# باق - باقية حتى الآن



## Huda

Please help me.
What's the appropriate translation of this phrase in the following sentence?
بنيت على قمة الجبل عدة أبنية عسكرية مازالت آثارها باقية حتى الآن
I have this suggestion: their remains are still left over up till now.

Thanks in advance.


----------



## elroy

...whose remains survive to this day.


----------



## Mahaodeh

I understand that 'whose' has been used for inanimate objects historically, even by some of the top English authors. However, personally I don't feel comfortable with that and if it were me I would use 'which' instead. Since 'which' is not possessive, I would re-phrase to: 

… traces of which survive/remain to this day.


----------



## ayed

maha, you could avoid "whose" 
Several military buildings were constructed on the hilltop, with some remains servive (still are visible)


----------



## elroy

In modern English, “whose” is entirely unremarkable in reference to inanimate objects. 

Also, the two suggested rewordings do not refer to all the remains, as in the original.


----------



## Mahaodeh

elroy said:


> Also, the two suggested rewordings do not refer to all the remains, as in the original.



I'm confused, how does my suggestion not refer to all? Is it because I used 'traces'? If so, then I only used traces because I felt that it is a more accurate translation of آثار. 

If on the other hand what was meant by آثار is actually أطلال then I believe the word in English should be ruins: _several military buildings were constructed on the hilltop/mountain top, *the ruins of which still survive/remain to this day*._


----------



## elroy

آثار is definitely used to mean "remains/ruins" and not just "traces"  ("archaeology" is علم الآثار), and it's obvious the former is meant in this context. 

But no, that wasn't the issue.  "Traces of which" means "some traces of which."


----------



## Ibn Nacer

In french (lol) : ...des bâtiments militaires dont les vestiges perdurent/subsistent jusqu'à aujourd'hui

J'ai traduit le mot آثار  par "vestiges"...


----------



## Mahaodeh

elroy said:


> "Traces of which" means "some traces of which."


So the issue is that it's indefinite? Maybe if it were _the _traces of which?


----------



## elroy

Yes, but “the X of which” is generally an inelegant alternative to “whose X.”


----------



## Ibn Nacer

If I delete مازالت, does the sentence sound fine to you? 

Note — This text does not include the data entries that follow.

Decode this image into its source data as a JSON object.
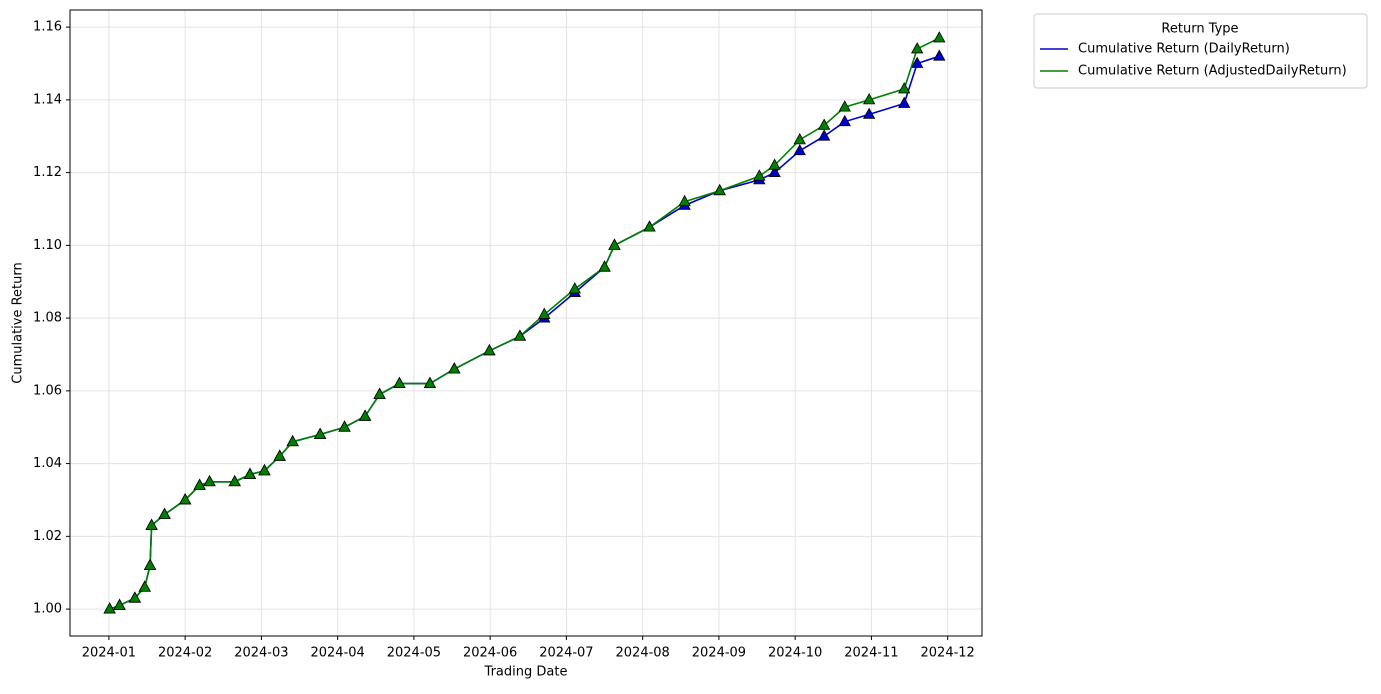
{
  "chart_data": {
    "type": "line",
    "x_label": "Trading Date",
    "y_label": "Cumulative Return",
    "legend_title": "Return Type",
    "legend_position": "outside upper right",
    "grid": true,
    "xlim": [
      0.49,
      12.45
    ],
    "xticks": [
      {
        "value": 1,
        "label": "2024-01"
      },
      {
        "value": 2,
        "label": "2024-02"
      },
      {
        "value": 3,
        "label": "2024-03"
      },
      {
        "value": 4,
        "label": "2024-04"
      },
      {
        "value": 5,
        "label": "2024-05"
      },
      {
        "value": 6,
        "label": "2024-06"
      },
      {
        "value": 7,
        "label": "2024-07"
      },
      {
        "value": 8,
        "label": "2024-08"
      },
      {
        "value": 9,
        "label": "2024-09"
      },
      {
        "value": 10,
        "label": "2024-10"
      },
      {
        "value": 11,
        "label": "2024-11"
      },
      {
        "value": 12,
        "label": "2024-12"
      }
    ],
    "ylim": [
      0.9926,
      1.1647
    ],
    "yticks": [
      {
        "value": 1.0,
        "label": "1.00"
      },
      {
        "value": 1.02,
        "label": "1.02"
      },
      {
        "value": 1.04,
        "label": "1.04"
      },
      {
        "value": 1.06,
        "label": "1.06"
      },
      {
        "value": 1.08,
        "label": "1.08"
      },
      {
        "value": 1.1,
        "label": "1.10"
      },
      {
        "value": 1.12,
        "label": "1.12"
      },
      {
        "value": 1.14,
        "label": "1.14"
      },
      {
        "value": 1.16,
        "label": "1.16"
      }
    ],
    "x": [
      1.01,
      1.14,
      1.34,
      1.47,
      1.54,
      1.56,
      1.73,
      2.0,
      2.19,
      2.32,
      2.65,
      2.85,
      3.04,
      3.24,
      3.41,
      3.77,
      4.09,
      4.36,
      4.55,
      4.81,
      5.21,
      5.53,
      5.99,
      6.39,
      6.71,
      7.11,
      7.5,
      7.63,
      8.09,
      8.55,
      9.01,
      9.53,
      9.73,
      10.06,
      10.38,
      10.65,
      10.97,
      11.43,
      11.6,
      11.89
    ],
    "series": [
      {
        "name": "Cumulative Return (DailyReturn)",
        "color": "#0000cc",
        "values": [
          1.0,
          1.001,
          1.003,
          1.006,
          1.012,
          1.023,
          1.026,
          1.03,
          1.034,
          1.035,
          1.035,
          1.037,
          1.038,
          1.042,
          1.046,
          1.048,
          1.05,
          1.053,
          1.059,
          1.062,
          1.062,
          1.066,
          1.071,
          1.075,
          1.08,
          1.087,
          1.094,
          1.1,
          1.105,
          1.111,
          1.115,
          1.118,
          1.12,
          1.126,
          1.13,
          1.134,
          1.136,
          1.139,
          1.15,
          1.152
        ]
      },
      {
        "name": "Cumulative Return (AdjustedDailyReturn)",
        "color": "#008000",
        "values": [
          1.0,
          1.001,
          1.003,
          1.006,
          1.012,
          1.023,
          1.026,
          1.03,
          1.034,
          1.035,
          1.035,
          1.037,
          1.038,
          1.042,
          1.046,
          1.048,
          1.05,
          1.053,
          1.059,
          1.062,
          1.062,
          1.066,
          1.071,
          1.075,
          1.081,
          1.088,
          1.094,
          1.1,
          1.105,
          1.112,
          1.115,
          1.119,
          1.122,
          1.129,
          1.133,
          1.138,
          1.14,
          1.143,
          1.154,
          1.157
        ]
      }
    ]
  }
}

بنيت على قمة الجبل عدة أبنية عسكرية آثارها باقية حتى الآن


----------



## elroy

Yes, that works.


----------



## Ibn Nacer

elroy said:


> Yes, but “the X of which” is generally an inelegant alternative to “whose X.”

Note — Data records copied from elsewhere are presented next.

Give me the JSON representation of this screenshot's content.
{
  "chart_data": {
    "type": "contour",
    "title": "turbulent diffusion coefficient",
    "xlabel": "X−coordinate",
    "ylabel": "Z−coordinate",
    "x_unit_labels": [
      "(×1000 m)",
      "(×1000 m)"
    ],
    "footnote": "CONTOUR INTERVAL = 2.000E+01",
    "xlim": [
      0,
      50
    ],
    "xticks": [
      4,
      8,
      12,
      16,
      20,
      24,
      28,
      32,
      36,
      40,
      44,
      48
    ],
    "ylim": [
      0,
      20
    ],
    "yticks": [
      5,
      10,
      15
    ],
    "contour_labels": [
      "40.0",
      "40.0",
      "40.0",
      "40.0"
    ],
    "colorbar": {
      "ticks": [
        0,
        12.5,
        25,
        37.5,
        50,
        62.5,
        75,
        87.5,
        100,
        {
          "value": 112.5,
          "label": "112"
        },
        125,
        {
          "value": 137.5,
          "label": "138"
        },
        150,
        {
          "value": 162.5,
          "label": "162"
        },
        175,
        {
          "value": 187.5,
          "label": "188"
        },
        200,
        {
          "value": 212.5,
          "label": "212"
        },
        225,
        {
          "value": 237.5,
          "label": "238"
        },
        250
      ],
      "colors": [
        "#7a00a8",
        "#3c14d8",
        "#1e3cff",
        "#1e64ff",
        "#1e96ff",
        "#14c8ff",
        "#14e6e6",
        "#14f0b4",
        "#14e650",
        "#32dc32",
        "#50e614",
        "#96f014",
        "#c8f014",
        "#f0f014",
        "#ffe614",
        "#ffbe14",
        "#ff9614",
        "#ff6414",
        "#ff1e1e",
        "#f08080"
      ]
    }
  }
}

Google translates my translation into French ("_...des bâtiments militaires dont les vestiges perdurent/subsistent jusqu'à aujourd'hui_") by "... military buildings *whose* vestiges remain / remain until today"

He uses "*whose*"...


elroy said:


> Yes, that works.


Thank you.
Does مازالت  add emphasis ?
I do not think anyone translated this part, right? Unless the verb "survive" is already strong ? 

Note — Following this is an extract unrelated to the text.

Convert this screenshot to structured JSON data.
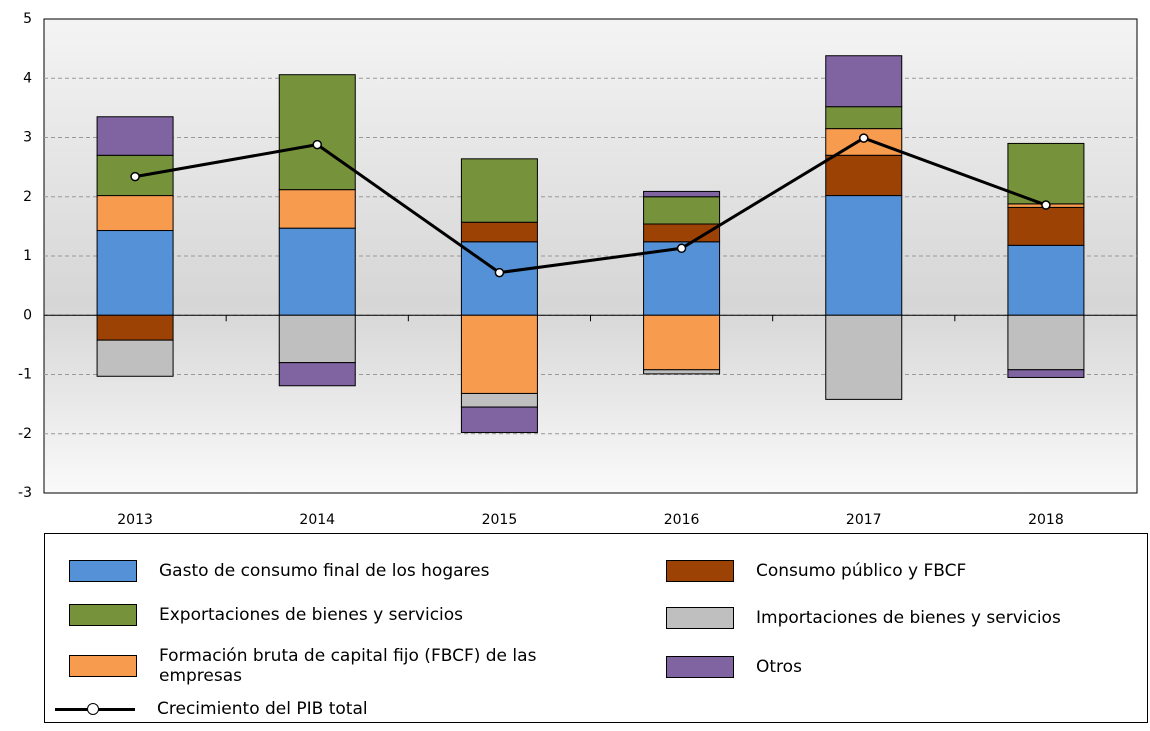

If I translated this part then the sentence would be heavy :
_...des bâtiments militaires dont les vestiges perdurent/subsistent *toujours* jusqu'à aujourd'hui_ 
_...des bâtiments militaires dont les vestiges *continuent *de subsister jusqu'à aujourd'hui_ 

In French the verb "perdurer" is already strong enough, in addition the part "حتى الآن" (_ jusqu'à aujourd'hui_) confirms the meaning.


----------



## Mahaodeh

Ibn Nacer said:


> He uses "*whose*"...


I'm not saying that the use of whose is incorrect, at least not in English. I believe Shakespear used it to refer to inanimate objects, meaning that it's been correct for at least the last four centuries. I was saying that I, myself, am not comfortable with it. I'm not alone in this, a lot of people try to avoid using whose to refer to inanimate objects even though it's not incorrect.



elroy said:


> آثار is definitely used to mean "remains/ruins" and not just "traces"  ("archaeology" is علم الآثار),



I'm aware of the modern usage. I'm just sometimes a little picky about the words. It _is _sometimes used to refer to ruins in modern days, but technically it means _'the signs left after the thing is gone_' as in آثار الأقدام.



Ibn Nacer said:


> If I delete مازالت, does the sentence sound fine to you?
> 
> بنيت على قمة الجبل عدة أبنية عسكرية آثارها باقية حتى الآن



It seems fine to me. I prefer it with ما زالت أو لا زالت but I don't think that this is wrong. I feel (and it's just a feeling, I have no explanation for it) that ما زالت pulls the two parts of the sentence together. 


Ibn Nacer said:


> Does مازالت add emphasis ?



No, not really.


----------



## Ibn Nacer

Thank you.



Mahaodeh said:


> I'm aware of the modern usage. I'm just sometimes a little picky about the words. It _is _sometimes used to refer to ruins in modern days, but technically it means _'the signs left after the thing is gone_' as in آثار الأقدام.


I translated this word by "vestige" and if we look at the definition of this word (vestige), for example (source :Définitions : vestige - Dictionnaire de français Larousse)


> Marque, trace laissée par quelque chose qui a été détruit : Les vestiges d'un ancien temple grec.



This is close to what you said (_'the signs left after the thing is gone_')...


----------



## elroy

It should be made clear, in case it isn't already, that Maha's objections to "whose" for inanimates and to آثار meaning "ruins" are personal idiosyncrasies.  I doubt that "a lot" of English speakers object to "whose" for inanimates, and آثار is not just used "sometimes" to mean "ruins": it is _the_ default, standard word for "ruins," and the same root is used for things related to archaeology.  I wonder what Maha would call an archaeologist or an archeological site if not عالم آثار and موقع أثري? 

المعاني says:

علم الآثار : العلم الخاصّ بدراسة القديم من تاريخ الحضارات الإنسانيّة ، أو علم معرفة بقايا القوم من أبنية وتماثيل ونقود وفنون وحضارة 
عالِم الآثار : من يدرس الآثار ويهتمّ بمعرفتها ، 
دار الآثار : متحف يضم آثارًا معيَّنة
تعريف و شرح و معنى أثر بالعربي في معاجم اللغة العربية معجم المعاني الجامع، المعجم الوسيط ،اللغة العربية المعاصر ،الرائد ،لسان العرب ،القاموس المحيط  - معجم عربي عربي صفحة 1

In this long thread, the objection to "whose" for inanimates is clearly a minority opinion.  Note that in the face of strong arguments, the most adamant proponent of this view backs down in #46.


----------